Exploration of multi-omics liquid biopsy approaches for multi-cancer early detection: The PROMISE study

Although circulating cell-free DNA (cfDNA) methylation has emerged as the mainstream approach in multi-cancer detection blood tests (MCDBTs), the potential of integrating proteins and mutations, to enhance its performance remains unclear. The PROMISE study (NCT04972201) was conducted to investigate the feasibility of a multi-omics integration strategy in MCDBTs across nine types of cancers in head and neck (excluding nasopharynx), esophagus, lung, stomach, liver, biliary tract, pancreas, colorectum, and ovary.

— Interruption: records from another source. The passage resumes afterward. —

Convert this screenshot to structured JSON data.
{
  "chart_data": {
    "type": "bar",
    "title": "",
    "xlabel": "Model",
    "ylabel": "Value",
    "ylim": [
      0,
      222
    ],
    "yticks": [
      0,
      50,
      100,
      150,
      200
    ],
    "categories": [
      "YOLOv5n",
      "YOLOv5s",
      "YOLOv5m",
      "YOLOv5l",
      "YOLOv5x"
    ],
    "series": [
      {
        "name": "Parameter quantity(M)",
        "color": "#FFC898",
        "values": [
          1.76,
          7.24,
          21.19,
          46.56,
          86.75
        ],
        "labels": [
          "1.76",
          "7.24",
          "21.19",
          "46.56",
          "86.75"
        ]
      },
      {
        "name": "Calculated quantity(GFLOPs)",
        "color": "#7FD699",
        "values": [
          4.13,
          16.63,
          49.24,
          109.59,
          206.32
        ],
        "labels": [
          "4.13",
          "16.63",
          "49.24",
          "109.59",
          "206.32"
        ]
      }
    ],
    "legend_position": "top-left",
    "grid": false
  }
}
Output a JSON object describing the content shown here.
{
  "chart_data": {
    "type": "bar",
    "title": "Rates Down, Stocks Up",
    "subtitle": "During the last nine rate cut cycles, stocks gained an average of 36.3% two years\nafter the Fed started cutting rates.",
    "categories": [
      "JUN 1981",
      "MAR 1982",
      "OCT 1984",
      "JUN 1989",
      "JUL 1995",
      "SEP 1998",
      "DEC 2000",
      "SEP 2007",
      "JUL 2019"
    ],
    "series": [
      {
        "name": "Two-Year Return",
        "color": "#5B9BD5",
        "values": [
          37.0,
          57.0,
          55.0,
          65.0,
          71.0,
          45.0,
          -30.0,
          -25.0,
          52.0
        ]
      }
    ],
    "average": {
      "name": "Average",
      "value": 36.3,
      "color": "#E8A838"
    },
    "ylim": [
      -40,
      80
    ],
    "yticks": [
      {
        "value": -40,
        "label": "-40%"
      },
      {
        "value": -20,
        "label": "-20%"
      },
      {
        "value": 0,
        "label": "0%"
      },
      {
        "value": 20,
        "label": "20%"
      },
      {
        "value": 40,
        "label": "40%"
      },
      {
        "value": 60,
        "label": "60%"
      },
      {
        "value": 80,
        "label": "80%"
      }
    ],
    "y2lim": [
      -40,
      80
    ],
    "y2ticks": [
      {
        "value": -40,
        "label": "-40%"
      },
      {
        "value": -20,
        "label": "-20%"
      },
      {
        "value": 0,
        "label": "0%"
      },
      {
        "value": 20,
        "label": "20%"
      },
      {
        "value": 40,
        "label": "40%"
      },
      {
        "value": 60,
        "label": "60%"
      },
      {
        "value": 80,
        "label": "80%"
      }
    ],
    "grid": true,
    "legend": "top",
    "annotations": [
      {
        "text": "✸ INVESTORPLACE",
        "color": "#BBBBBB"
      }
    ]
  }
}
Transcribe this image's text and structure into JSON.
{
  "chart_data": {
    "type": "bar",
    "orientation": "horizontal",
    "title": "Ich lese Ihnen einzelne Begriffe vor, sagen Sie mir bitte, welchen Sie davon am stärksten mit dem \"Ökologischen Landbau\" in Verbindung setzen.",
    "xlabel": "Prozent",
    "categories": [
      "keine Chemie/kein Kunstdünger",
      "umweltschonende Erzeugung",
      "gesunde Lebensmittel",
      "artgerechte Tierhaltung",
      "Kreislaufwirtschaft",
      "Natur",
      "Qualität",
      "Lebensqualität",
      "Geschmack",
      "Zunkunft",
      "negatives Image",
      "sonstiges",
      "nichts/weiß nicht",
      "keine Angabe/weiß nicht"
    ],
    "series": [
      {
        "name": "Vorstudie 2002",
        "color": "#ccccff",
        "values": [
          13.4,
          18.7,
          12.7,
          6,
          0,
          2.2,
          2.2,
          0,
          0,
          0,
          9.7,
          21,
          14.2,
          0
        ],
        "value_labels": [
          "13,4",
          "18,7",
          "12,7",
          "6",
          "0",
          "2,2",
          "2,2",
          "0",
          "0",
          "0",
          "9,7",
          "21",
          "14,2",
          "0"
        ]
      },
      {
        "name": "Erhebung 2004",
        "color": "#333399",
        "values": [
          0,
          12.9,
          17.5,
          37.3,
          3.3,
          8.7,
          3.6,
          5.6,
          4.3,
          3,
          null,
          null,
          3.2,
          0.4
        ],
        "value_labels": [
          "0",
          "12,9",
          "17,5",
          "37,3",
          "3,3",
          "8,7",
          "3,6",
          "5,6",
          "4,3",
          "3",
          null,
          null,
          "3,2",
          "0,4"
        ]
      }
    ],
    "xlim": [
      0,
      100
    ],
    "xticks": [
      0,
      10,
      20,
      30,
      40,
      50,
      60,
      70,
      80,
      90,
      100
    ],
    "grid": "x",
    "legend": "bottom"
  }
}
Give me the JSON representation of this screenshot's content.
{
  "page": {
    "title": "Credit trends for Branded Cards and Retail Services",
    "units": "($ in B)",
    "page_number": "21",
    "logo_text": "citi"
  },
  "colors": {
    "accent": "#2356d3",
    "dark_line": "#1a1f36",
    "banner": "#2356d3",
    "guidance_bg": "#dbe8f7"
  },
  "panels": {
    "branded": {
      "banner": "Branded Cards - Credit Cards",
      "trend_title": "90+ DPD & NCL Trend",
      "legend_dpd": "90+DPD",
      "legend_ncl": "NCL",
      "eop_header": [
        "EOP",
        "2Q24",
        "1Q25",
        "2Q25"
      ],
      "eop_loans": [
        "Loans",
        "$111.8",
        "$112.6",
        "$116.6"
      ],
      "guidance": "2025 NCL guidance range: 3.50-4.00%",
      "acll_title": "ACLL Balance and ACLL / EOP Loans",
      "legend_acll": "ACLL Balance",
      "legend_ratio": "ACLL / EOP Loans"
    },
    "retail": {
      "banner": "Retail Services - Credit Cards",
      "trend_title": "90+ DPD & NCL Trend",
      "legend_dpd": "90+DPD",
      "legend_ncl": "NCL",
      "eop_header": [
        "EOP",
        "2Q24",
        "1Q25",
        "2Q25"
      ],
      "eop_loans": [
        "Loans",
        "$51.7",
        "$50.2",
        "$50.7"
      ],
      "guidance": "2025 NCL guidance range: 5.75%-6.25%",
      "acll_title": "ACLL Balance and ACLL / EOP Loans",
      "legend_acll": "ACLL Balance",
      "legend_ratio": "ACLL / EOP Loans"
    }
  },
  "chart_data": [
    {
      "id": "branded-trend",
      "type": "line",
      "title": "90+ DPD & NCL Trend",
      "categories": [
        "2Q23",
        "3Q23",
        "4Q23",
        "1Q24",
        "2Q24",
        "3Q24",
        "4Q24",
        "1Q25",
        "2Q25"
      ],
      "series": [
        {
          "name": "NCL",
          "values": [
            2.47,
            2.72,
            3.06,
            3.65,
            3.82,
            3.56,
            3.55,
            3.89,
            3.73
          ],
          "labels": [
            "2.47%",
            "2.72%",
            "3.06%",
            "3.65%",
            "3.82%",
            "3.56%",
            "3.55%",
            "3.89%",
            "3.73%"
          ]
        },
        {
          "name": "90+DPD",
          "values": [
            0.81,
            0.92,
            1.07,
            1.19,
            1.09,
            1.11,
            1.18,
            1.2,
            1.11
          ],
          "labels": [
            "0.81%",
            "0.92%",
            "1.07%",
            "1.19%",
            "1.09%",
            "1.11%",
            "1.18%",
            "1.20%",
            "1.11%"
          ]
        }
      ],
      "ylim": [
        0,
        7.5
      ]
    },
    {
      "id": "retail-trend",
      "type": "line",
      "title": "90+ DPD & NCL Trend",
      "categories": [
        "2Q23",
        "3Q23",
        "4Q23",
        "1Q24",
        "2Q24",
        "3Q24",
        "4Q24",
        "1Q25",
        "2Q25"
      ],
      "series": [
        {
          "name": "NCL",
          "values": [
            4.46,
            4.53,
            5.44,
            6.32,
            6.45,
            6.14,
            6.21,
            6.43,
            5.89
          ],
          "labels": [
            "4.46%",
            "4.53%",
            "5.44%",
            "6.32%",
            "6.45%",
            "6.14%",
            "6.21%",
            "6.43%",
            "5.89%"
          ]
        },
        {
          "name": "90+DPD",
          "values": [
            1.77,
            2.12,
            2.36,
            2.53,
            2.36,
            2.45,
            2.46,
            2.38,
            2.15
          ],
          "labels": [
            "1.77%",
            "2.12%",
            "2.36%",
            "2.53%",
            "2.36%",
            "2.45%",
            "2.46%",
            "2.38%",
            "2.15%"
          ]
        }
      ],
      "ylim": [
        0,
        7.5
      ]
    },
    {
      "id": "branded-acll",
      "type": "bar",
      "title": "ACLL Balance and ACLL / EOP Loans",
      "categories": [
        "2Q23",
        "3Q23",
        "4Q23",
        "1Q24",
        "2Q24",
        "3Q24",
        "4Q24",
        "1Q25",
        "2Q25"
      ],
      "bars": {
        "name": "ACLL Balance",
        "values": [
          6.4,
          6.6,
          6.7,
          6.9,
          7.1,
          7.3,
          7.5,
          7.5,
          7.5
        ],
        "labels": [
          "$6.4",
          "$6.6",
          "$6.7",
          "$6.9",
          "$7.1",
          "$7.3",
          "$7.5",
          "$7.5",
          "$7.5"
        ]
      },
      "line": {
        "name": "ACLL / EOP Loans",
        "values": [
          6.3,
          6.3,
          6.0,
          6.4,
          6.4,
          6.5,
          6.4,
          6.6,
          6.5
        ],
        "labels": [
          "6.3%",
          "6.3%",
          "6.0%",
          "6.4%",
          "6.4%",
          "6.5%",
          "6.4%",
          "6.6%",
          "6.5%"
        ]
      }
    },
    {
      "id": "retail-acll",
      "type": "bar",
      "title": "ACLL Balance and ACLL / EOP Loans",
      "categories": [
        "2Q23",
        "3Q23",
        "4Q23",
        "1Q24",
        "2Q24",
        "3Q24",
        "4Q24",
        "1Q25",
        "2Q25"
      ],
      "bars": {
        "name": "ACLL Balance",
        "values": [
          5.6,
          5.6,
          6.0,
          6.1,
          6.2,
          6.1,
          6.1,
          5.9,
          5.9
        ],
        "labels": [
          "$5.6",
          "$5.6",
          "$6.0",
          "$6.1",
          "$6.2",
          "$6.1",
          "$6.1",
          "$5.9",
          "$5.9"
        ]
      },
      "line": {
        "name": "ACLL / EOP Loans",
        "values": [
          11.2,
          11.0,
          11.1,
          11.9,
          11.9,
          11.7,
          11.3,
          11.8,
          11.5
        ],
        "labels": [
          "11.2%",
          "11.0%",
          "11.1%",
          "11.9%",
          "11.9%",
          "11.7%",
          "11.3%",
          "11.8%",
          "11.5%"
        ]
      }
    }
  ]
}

Blood samples were prospectively collected from 1,706 participants (840 non-cancer; 866 cancer) and then randomly divided into training and validation sets. The complementarity between various omics were investigated, and specific omics features were carefully selected for further multimodal model construction. The methylation-based classifier outperformed both the mutation-based and protein-based classifiers. As 95.0% of cancer cases detected by the mutation-based classifier were simultaneously identified by the methylation-based classifier, while 14.0% of the protein-positive samples were missed, protein markers may provide complementary value to the methylation-based classifier. Compared with the methylation-based classifier, the multimodal classifier combining methylation and protein features exhibited an improved sensitivity of 75.1% (95% confidence interval [CI], 69.3%-80.3%) at the same specificity of 98.8% with the accuracy of top predicted origin (TPO1) of 73.1% (95% CI, 66.2%-79.2%). Notably, the TPO1 accuracy reached 100% in liver and ovarian cancers with negative results of the methylation-based classifier. Collectively, these data suggest that the integration of protein markers in the multimodal classifier can offer additional benefits to the methylation-based classifier, particularly in identifying liver and ovarian cancers.